La construcción del Tren Maya se fundamentará en contratos de servicios por 30 años que serán adjudicados en licitaciones públicas y los consorcios interesados en los siete tramos de infraestructura del trayecto deberán contar con fuertes socios financieros para soportar su vigencia, pues incluirá el mantenimiento de la obra realizada, afirmó Rogelio Jiménez Pons, director del Fondo Nacional de Fomento al Turismo (FONATUR).

Cada segmento requerirá una inversión de 23,000 millones de pesos y los ganadores no podrán obtener más de uno.

En otras licitaciones a cargo del FONATUR se adjudicará la fabricación de los trenes, la administración comercial y la operación del tren, que tendrá una extensión de 1,500 kilómetros y quedará bajo la rectoría total del Estado.

Se prevé que durante el primer semestre de este año se publiquen dichas licitaciones, por lo menos de cuatro tramos, que incluyen renovación de vía o colocación de nueva, terracerías, cambio de balastros, durmientes, rectificación de curvas, y al mismo tiempo se concluirán todos los estudios requeridos, entre ellos el proyecto ejecutivo en su totalidad y el relacionado con el impacto ambiental.

De este modo, en 2020 iniciarían los trabajos intensivos de construcción y en diciembre del 2022 se comenzará con las operaciones comerciales de pasajeros, turismo y carga.

Actualmente, FONATUR realiza con su propia infraestructura pequeños trabajos de obras inducidas y limpieza de algunas zonas, con la finalidad de evitar moches, sobrecostos, pagos adicionales por vicios ocultos y, sobre todo, cumplir el compromiso de transparentar la totalidad de los procesos. También se contratará a una empresa certificadora para dar seguimiento de los trabajos y manejo presupuestal.
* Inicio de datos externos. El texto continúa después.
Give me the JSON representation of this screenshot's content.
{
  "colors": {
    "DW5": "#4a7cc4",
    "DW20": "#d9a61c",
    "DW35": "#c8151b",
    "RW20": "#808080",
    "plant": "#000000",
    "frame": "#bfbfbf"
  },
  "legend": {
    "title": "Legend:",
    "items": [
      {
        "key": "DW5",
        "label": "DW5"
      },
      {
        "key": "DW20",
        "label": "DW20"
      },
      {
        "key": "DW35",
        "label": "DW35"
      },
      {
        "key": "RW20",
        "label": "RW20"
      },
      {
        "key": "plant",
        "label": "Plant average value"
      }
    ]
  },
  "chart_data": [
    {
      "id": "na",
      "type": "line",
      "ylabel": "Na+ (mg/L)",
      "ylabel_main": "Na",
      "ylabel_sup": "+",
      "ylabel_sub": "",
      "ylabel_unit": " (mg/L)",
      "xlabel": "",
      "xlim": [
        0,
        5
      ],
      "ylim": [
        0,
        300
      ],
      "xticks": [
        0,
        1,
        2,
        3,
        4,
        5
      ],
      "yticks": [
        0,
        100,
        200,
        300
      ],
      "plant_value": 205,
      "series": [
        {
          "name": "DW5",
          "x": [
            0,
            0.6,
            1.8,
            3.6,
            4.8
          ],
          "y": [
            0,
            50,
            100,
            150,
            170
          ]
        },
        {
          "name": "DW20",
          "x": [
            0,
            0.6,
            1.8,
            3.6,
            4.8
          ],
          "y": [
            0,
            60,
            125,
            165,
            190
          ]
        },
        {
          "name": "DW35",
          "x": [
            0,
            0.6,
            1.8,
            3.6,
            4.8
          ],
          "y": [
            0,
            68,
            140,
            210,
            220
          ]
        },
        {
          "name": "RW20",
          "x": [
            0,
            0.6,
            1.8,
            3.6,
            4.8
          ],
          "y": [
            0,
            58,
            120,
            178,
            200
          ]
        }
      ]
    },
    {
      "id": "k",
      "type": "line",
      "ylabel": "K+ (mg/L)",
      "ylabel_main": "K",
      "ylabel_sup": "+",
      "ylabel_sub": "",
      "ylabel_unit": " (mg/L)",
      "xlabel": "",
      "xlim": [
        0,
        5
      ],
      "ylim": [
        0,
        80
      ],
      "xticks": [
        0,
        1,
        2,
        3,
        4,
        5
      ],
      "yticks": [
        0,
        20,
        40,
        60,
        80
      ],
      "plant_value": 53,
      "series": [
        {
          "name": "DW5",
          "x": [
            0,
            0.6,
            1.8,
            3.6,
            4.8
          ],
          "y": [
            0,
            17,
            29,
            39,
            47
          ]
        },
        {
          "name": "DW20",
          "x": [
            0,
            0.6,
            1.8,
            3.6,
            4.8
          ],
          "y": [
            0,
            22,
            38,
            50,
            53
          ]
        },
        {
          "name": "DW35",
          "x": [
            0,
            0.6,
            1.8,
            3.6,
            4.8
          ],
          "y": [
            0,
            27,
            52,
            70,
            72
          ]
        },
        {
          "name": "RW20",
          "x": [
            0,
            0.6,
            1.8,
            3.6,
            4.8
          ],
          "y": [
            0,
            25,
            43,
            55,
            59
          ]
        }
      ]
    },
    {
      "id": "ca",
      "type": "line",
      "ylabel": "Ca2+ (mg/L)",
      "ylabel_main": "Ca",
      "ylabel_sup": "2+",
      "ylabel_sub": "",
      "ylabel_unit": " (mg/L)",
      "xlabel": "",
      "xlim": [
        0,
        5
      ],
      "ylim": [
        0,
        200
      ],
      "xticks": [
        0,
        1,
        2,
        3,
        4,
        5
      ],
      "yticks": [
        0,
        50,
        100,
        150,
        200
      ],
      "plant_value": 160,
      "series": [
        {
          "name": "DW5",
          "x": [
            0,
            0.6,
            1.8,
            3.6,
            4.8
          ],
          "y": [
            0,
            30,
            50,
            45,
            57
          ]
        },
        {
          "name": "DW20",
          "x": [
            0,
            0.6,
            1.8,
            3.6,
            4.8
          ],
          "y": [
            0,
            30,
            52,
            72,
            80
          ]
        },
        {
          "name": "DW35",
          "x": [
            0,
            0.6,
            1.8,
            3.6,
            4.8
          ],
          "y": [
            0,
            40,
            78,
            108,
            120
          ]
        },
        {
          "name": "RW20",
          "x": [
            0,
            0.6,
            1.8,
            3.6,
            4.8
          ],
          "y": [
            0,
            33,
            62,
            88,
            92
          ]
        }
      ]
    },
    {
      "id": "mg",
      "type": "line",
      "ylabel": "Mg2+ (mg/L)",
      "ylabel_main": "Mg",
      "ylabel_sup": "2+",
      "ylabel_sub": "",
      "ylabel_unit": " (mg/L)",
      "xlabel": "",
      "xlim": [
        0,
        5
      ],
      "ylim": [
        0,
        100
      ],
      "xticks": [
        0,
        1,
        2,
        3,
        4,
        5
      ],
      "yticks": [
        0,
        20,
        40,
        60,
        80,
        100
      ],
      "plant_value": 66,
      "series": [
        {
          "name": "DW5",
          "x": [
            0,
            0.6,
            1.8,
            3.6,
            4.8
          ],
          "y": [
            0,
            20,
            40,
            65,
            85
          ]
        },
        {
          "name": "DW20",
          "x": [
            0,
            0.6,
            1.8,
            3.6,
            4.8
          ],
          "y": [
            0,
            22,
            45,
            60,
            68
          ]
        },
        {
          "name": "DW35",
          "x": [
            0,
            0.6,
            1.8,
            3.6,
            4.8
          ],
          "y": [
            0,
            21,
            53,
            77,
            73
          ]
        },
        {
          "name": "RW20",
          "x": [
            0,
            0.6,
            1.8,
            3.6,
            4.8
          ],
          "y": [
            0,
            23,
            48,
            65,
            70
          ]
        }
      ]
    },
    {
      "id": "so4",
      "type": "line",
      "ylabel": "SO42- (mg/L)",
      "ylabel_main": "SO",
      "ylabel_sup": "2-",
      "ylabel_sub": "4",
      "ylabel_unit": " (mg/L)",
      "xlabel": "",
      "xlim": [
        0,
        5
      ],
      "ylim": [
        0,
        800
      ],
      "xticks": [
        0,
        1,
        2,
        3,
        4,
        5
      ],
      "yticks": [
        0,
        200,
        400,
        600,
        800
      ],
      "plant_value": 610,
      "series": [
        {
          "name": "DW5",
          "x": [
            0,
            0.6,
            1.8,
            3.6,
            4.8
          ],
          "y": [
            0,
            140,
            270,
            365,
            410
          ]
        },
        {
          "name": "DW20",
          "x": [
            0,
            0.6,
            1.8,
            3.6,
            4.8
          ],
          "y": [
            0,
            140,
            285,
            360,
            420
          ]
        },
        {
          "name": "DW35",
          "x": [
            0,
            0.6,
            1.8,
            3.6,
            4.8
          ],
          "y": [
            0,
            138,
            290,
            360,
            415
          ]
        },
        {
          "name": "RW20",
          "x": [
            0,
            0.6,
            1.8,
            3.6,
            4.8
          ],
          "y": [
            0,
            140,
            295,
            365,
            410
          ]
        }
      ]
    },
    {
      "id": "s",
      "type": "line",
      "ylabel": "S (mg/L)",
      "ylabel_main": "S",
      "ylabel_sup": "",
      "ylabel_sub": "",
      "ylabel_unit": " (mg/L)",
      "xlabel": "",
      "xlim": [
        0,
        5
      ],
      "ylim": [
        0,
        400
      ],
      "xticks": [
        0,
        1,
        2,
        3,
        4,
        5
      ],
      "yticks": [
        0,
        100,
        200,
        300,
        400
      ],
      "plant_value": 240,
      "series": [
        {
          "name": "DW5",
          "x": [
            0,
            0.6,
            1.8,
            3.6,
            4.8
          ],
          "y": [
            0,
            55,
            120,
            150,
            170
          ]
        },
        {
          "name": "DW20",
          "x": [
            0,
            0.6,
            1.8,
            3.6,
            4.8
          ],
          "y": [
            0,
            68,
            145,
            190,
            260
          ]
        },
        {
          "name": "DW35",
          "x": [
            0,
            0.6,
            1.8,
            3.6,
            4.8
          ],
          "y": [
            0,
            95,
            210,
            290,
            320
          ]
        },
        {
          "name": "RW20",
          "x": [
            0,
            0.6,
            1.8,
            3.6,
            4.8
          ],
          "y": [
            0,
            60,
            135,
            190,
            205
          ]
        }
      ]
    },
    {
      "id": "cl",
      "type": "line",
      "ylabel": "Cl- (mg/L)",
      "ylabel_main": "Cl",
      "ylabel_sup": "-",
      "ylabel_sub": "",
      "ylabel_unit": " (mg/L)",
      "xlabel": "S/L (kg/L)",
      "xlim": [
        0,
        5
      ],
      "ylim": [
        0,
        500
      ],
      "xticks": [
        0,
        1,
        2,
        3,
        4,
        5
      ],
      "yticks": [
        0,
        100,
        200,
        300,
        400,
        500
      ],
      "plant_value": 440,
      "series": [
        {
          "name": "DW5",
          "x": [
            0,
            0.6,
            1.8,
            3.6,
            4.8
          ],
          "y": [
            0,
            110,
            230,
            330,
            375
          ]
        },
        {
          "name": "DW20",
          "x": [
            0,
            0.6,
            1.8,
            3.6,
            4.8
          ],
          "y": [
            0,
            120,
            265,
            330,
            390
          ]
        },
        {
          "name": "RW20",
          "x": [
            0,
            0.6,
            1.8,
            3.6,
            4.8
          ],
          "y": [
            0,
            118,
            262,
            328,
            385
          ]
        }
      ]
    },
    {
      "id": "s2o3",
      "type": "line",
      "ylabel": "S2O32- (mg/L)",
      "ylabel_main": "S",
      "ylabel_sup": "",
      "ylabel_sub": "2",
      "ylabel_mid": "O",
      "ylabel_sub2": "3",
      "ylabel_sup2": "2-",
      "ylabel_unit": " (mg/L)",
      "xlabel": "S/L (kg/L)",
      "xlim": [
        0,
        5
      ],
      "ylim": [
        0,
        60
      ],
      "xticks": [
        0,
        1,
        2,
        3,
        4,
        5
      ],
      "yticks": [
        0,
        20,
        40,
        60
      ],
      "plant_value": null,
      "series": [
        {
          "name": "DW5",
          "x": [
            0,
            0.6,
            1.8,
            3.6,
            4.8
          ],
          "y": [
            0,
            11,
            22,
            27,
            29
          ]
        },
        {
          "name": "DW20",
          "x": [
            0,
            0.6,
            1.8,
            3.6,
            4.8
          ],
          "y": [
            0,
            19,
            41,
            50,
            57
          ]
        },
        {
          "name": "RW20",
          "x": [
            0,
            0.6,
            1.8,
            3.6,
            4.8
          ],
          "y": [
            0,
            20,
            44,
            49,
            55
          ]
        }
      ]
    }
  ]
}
Jiménez Pons puntualizó que no utilizará la Ley de Obras y Servicios Relacionados con las Mismas y la primera licitación que se emitirá este año para trabajos de ingeniería básica de un tramo se basa en la Ley de Adquisiciones, Arrendamientos y Servicios del Sector Público, fundada en el Artículo 134 Constitucional, donde se plantea que los recursos de la Federación se administrarán con eficiencia, transparencia y honradez para satisfacer los objetivos.

FONATUR busca que poco más del 80% del tren se construya con recursos privados que pagarán en 30 años con una mezcla de recursos presupuestales, del cobro de derecho de no residente a los turistas extranjeros que llegan por avión pero, sobre todo, por el cobro de los servicios de carga. A decir de Jiménez Pons, en la zona de afluencia del tren se estima un mercado de 36,000 millones de pesos por pago de fletes. Además, se pretende eliminar el transporte de hidrocarburos para que pasen al tren.